Other speakers at the one day summit, themed, “Towards a Safe and Secure Nigeria”, included former Chief Judge and first female Judge of the Federal High Court, Hon Justice Roseline Ukeje; a retired judge of the Federal High Court, Justice Mojisola Olatoregun; and security expert, Dr Ona Ekhomu.
The NGF chairman said, “In fact the creation of Amotekun, Civilian JTF and lately, Ebube Agu can only be a precursor to this. We need a security system that is localised, knowledgeable about the culture and security situation of a particular community. But we need to amend the constitution to empower the various security initiatives to be able to respond to the current challenges.
“The mutating security situation in our country requires a concerted effort. This is no time for politics of blame and opportunistic opposition. We need to unite in the face of these evil merchants, who have no respect for children, old age, women, clergy or traditional authorities. They are unsparing and are callous.
“In addition, there are two things that we need to address quickly to bring the current wave of insecurity to a halt. We need to have a conversation on how we can recruit a large number of people to join the police and the military even on a short service or otherwise basis.
“By available statistics, we need minimum of 200,000 personnel to boost the fighting power of our men. This number is very large and a potential financial and logistic nightmare, yet we cannot delay any further. The ungoverned spaces need to be closed up quickly.

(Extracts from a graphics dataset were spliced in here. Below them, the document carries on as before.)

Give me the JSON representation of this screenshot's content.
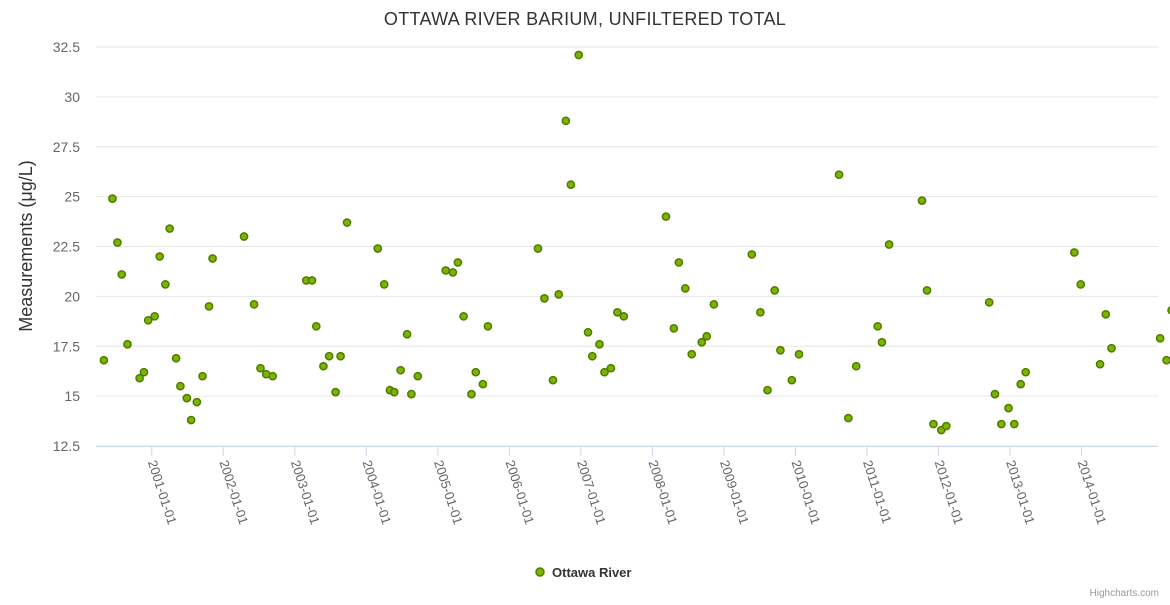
{
  "colors": {
    "point_fill": "#7cb500",
    "point_stroke": "#4f7a00",
    "grid": "#e6e6e6",
    "axis_text": "#666666"
  },
  "credits": "Highcharts.com",
  "chart_data": {
    "type": "scatter",
    "title": "OTTAWA RIVER BARIUM, UNFILTERED TOTAL",
    "ylabel": "Measurements (μg/L)",
    "xlabel": "",
    "ylim": [
      12.5,
      32.5
    ],
    "yticks": [
      12.5,
      15,
      17.5,
      20,
      22.5,
      25,
      27.5,
      30,
      32.5
    ],
    "xlim": [
      2000.22,
      2015.07
    ],
    "x_tick_values": [
      2001,
      2002,
      2003,
      2004,
      2005,
      2006,
      2007,
      2008,
      2009,
      2010,
      2011,
      2012,
      2013,
      2014
    ],
    "x_tick_labels": [
      "2001-01-01",
      "2002-01-01",
      "2003-01-01",
      "2004-01-01",
      "2005-01-01",
      "2006-01-01",
      "2007-01-01",
      "2008-01-01",
      "2009-01-01",
      "2010-01-01",
      "2011-01-01",
      "2012-01-01",
      "2013-01-01",
      "2014-01-01"
    ],
    "legend": "bottom-center",
    "series": [
      {
        "name": "Ottawa River",
        "points": [
          [
            2000.33,
            16.8
          ],
          [
            2000.45,
            24.9
          ],
          [
            2000.52,
            22.7
          ],
          [
            2000.58,
            21.1
          ],
          [
            2000.66,
            17.6
          ],
          [
            2000.83,
            15.9
          ],
          [
            2000.89,
            16.2
          ],
          [
            2000.95,
            18.8
          ],
          [
            2001.04,
            19.0
          ],
          [
            2001.11,
            22.0
          ],
          [
            2001.19,
            20.6
          ],
          [
            2001.25,
            23.4
          ],
          [
            2001.34,
            16.9
          ],
          [
            2001.4,
            15.5
          ],
          [
            2001.49,
            14.9
          ],
          [
            2001.55,
            13.8
          ],
          [
            2001.63,
            14.7
          ],
          [
            2001.71,
            16.0
          ],
          [
            2001.8,
            19.5
          ],
          [
            2001.85,
            21.9
          ],
          [
            2002.29,
            23.0
          ],
          [
            2002.43,
            19.6
          ],
          [
            2002.52,
            16.4
          ],
          [
            2002.6,
            16.1
          ],
          [
            2002.69,
            16.0
          ],
          [
            2003.16,
            20.8
          ],
          [
            2003.24,
            20.8
          ],
          [
            2003.3,
            18.5
          ],
          [
            2003.4,
            16.5
          ],
          [
            2003.48,
            17.0
          ],
          [
            2003.57,
            15.2
          ],
          [
            2003.64,
            17.0
          ],
          [
            2003.73,
            23.7
          ],
          [
            2004.16,
            22.4
          ],
          [
            2004.25,
            20.6
          ],
          [
            2004.33,
            15.3
          ],
          [
            2004.39,
            15.2
          ],
          [
            2004.48,
            16.3
          ],
          [
            2004.57,
            18.1
          ],
          [
            2004.63,
            15.1
          ],
          [
            2004.72,
            16.0
          ],
          [
            2005.11,
            21.3
          ],
          [
            2005.21,
            21.2
          ],
          [
            2005.28,
            21.7
          ],
          [
            2005.36,
            19.0
          ],
          [
            2005.47,
            15.1
          ],
          [
            2005.53,
            16.2
          ],
          [
            2005.63,
            15.6
          ],
          [
            2005.7,
            18.5
          ],
          [
            2006.4,
            22.4
          ],
          [
            2006.49,
            19.9
          ],
          [
            2006.61,
            15.8
          ],
          [
            2006.69,
            20.1
          ],
          [
            2006.79,
            28.8
          ],
          [
            2006.86,
            25.6
          ],
          [
            2006.97,
            32.1
          ],
          [
            2007.1,
            18.2
          ],
          [
            2007.16,
            17.0
          ],
          [
            2007.26,
            17.6
          ],
          [
            2007.33,
            16.2
          ],
          [
            2007.42,
            16.4
          ],
          [
            2007.51,
            19.2
          ],
          [
            2007.6,
            19.0
          ],
          [
            2008.19,
            24.0
          ],
          [
            2008.3,
            18.4
          ],
          [
            2008.37,
            21.7
          ],
          [
            2008.46,
            20.4
          ],
          [
            2008.55,
            17.1
          ],
          [
            2008.69,
            17.7
          ],
          [
            2008.76,
            18.0
          ],
          [
            2008.86,
            19.6
          ],
          [
            2009.39,
            22.1
          ],
          [
            2009.51,
            19.2
          ],
          [
            2009.61,
            15.3
          ],
          [
            2009.71,
            20.3
          ],
          [
            2009.79,
            17.3
          ],
          [
            2009.95,
            15.8
          ],
          [
            2010.05,
            17.1
          ],
          [
            2010.61,
            26.1
          ],
          [
            2010.74,
            13.9
          ],
          [
            2010.85,
            16.5
          ],
          [
            2011.15,
            18.5
          ],
          [
            2011.21,
            17.7
          ],
          [
            2011.31,
            22.6
          ],
          [
            2011.77,
            24.8
          ],
          [
            2011.84,
            20.3
          ],
          [
            2011.93,
            13.6
          ],
          [
            2012.04,
            13.3
          ],
          [
            2012.11,
            13.5
          ],
          [
            2012.71,
            19.7
          ],
          [
            2012.79,
            15.1
          ],
          [
            2012.88,
            13.6
          ],
          [
            2012.98,
            14.4
          ],
          [
            2013.06,
            13.6
          ],
          [
            2013.15,
            15.6
          ],
          [
            2013.22,
            16.2
          ],
          [
            2013.9,
            22.2
          ],
          [
            2013.99,
            20.6
          ],
          [
            2014.26,
            16.6
          ],
          [
            2014.34,
            19.1
          ],
          [
            2014.42,
            17.4
          ],
          [
            2015.1,
            17.9
          ],
          [
            2015.19,
            16.8
          ],
          [
            2015.26,
            19.3
          ]
        ]
      }
    ]
  }
}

“That takes us to the number two issue of financing and arming large recruitment. I believe one of the cheapest and fastest ways to handle those is to amend the law setting up the Nation Youths Service Corps (NYSC) such that we can use the existing orientation camps to train willing and able graduates to reflate the security personnel under a special arrangement that will be worked out. That way, the fund that is currently deployed to the NYSC can be used with just some additional funding, which could be sourced through a national emergency fund for the next five to ten years.

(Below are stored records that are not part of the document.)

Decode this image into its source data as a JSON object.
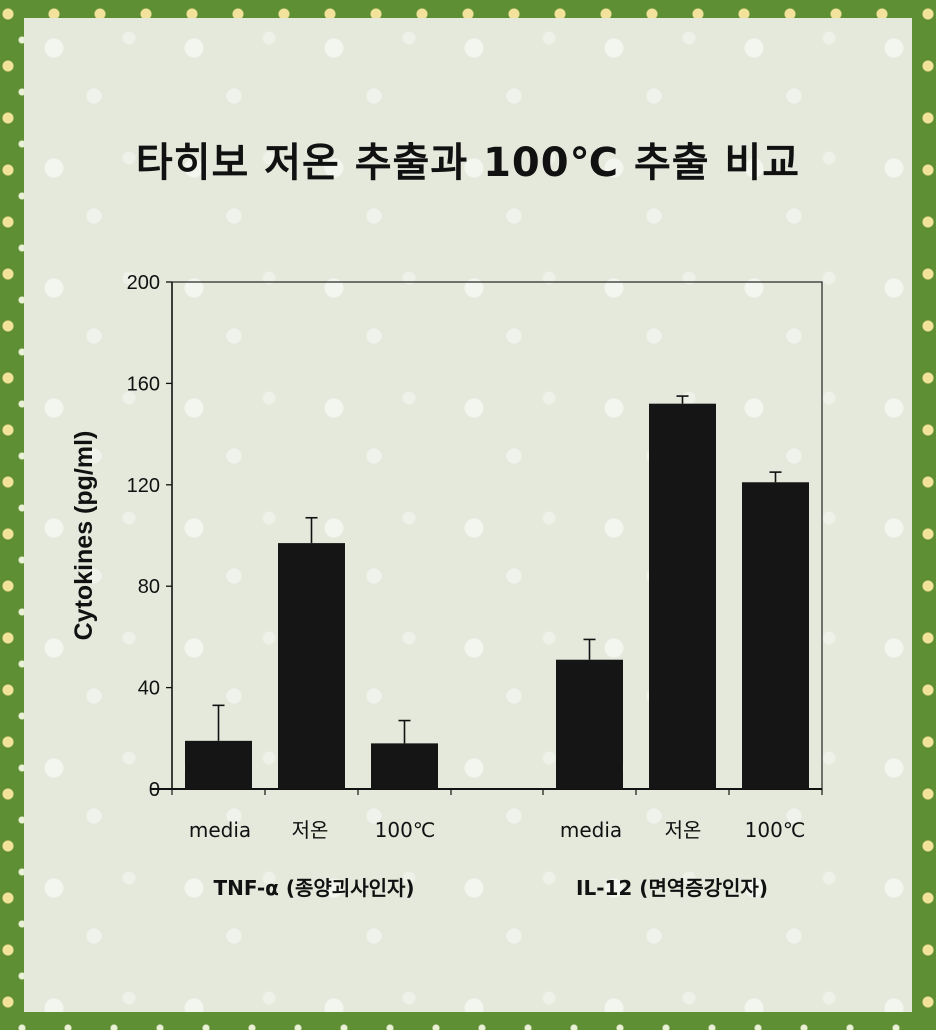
{
  "colors": {
    "border": "#5f8f34",
    "panel": "#e4e9dc",
    "bar": "#151515"
  },
  "chart_data": {
    "type": "bar",
    "title": "타히보 저온 추출과 100℃ 추출 비교",
    "ylabel": "Cytokines (pg/ml)",
    "ylim": [
      0,
      200
    ],
    "yticks": [
      "0",
      "40",
      "80",
      "120",
      "160",
      "200"
    ],
    "error_bars": true,
    "groups": [
      {
        "name": "TNF-α (종양괴사인자)",
        "categories": [
          "media",
          "저온",
          "100℃"
        ],
        "values": [
          19,
          97,
          18
        ],
        "errors": [
          14,
          10,
          9
        ]
      },
      {
        "name": "IL-12 (면역증강인자)",
        "categories": [
          "media",
          "저온",
          "100℃"
        ],
        "values": [
          51,
          152,
          121
        ],
        "errors": [
          8,
          3,
          4
        ]
      }
    ]
  }
}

“We also need to encourage investment in the real sectors that can engage people and reduce unemployment, which is a major source of insecurity. I urge the Church, the Muslim Ummah and all those who have the means, to set up businesses and industries that support their primary goals. Let us consider joint ventureship in agro-allied industry instead or in addition to building halls, malls and universities.
“Today, the greatest challenges facing the country are the youth explosion and the corresponding unemployment challenge. Investment in agriculture is smart for us, as this will guarantee employment and food security. We must also understand that agriculture was the major industry that got us out of the two recessions we had to fall into in recent times.
“I invite our religious scholars to re-evaluate our theology education across religion boundaries in line with our national realities. Extremism, which has brought about terrorism, is a product of long coming unrealistic indoctrination of young people into the possibility of a theocratic utopia in a multi-ethnic and multi-religious society like ours.
“The programming of the impressionable minds into believing that the hindrance to ‘pure’ practice of their religion is democracy or the presence of other people who must be crushed for the expected utopia to be established, is partly responsible for the chaos that we see today. Our theology must reflect our plural environment. The idea of territorial religious domination, which must expel other tendencies, cannot happen in Nigeria. We should rather teach pluralism and how to remain faithful in the midst of other competing belief systems.”